John “Jack” Brown Austin Mason
John “Jack” Brown Austin Mason, known to his friends as Jack A. Mason, was born in Avon Township on January 20, 1917, the son of William P. and Nellie Hotham Mason. He attended Rochester High School and graduated with the class of 1936.
Jack enlisted in the U.S. Marine Corps in January 1940, nearly two years before the U.S. entered World War II. He was at Manila with the 4th Marine Regiment when the Philippine Islands surrendered to the Japanese forces in January 1942. Jack was captured and placed in a Japanese prison camp at Cabanatuan. The camp at Cabanatuan was one of the largest prisons operated by Japanese forces and at times housed as many as 10,000 men. It was also rife with disease and lacked adequate food and medicine. During the time that Jack was a prisoner there, deaths at Cabanatuan sometimes numbered as high as 20 per day. Jack was stricken with dysentery in May 1942 and died of the disease in the prison camp infirmary on October 16, 1942.
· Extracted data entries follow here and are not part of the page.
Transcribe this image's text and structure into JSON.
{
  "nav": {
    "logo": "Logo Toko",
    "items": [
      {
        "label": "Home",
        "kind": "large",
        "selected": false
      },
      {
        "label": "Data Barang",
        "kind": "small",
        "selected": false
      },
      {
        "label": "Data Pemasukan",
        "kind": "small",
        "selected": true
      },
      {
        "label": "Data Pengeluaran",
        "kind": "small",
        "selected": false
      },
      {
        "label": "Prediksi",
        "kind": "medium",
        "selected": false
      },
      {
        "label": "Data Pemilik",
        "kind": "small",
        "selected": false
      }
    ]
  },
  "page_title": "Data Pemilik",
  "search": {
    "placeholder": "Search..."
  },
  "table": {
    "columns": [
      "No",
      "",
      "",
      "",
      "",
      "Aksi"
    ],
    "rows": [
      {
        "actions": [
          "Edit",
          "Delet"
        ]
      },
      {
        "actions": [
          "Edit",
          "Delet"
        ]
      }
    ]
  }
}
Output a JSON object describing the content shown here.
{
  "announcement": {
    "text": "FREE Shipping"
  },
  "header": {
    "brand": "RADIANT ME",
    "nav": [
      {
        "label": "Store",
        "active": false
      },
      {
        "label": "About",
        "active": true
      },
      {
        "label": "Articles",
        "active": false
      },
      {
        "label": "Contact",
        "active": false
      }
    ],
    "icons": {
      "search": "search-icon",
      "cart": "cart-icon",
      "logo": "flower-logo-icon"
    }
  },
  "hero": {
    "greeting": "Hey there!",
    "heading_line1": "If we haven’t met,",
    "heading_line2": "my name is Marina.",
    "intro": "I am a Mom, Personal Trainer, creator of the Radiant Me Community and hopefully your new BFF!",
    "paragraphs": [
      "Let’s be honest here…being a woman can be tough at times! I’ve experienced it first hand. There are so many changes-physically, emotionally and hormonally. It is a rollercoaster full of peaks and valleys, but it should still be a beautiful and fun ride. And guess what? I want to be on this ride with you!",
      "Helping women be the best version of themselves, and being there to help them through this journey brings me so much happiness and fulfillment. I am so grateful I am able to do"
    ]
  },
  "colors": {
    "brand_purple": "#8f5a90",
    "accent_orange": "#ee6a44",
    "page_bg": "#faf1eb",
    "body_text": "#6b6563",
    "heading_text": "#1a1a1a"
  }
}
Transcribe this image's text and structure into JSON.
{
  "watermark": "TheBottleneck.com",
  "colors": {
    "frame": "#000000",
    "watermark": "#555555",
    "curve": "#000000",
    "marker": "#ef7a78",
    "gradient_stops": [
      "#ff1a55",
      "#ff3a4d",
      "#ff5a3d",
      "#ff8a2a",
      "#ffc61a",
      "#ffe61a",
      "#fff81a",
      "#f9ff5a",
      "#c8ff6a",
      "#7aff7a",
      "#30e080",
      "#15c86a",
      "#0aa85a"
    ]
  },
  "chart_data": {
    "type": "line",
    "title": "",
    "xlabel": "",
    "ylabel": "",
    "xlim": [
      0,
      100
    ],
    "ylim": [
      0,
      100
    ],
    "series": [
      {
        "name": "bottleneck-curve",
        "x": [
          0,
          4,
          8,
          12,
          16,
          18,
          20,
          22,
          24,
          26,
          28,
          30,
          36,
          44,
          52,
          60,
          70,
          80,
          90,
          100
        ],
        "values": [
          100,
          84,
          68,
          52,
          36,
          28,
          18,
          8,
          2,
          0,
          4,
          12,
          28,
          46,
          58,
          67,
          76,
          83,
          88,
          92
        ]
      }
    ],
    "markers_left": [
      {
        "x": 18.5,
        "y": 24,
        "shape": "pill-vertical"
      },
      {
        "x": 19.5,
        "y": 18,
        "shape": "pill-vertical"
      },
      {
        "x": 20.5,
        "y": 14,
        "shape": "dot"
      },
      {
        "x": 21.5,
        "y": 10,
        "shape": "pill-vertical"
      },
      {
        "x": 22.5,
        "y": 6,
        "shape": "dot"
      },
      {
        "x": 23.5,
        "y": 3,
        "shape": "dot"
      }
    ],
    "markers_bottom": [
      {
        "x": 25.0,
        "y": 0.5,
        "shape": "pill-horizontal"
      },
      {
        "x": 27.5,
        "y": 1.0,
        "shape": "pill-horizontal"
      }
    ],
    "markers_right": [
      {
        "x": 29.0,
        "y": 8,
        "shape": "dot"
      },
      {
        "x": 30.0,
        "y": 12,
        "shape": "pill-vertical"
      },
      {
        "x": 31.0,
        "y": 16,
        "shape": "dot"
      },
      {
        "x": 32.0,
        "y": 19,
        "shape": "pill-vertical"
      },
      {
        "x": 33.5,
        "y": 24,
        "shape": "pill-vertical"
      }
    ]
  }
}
Jack’s remains were originally interred at the prison camp but were recovered in 1946. His mother, Nellie Mason, requested that his remains be placed in a permanent American military cemetery, and he was then laid to rest at the Manila American Cemetery and Memorial in the Philippines.
Rochester’s Jack A. Mason Post, Veterans of Foreign Wars (VFW), was organized in 1944 and named in Jack’s memory.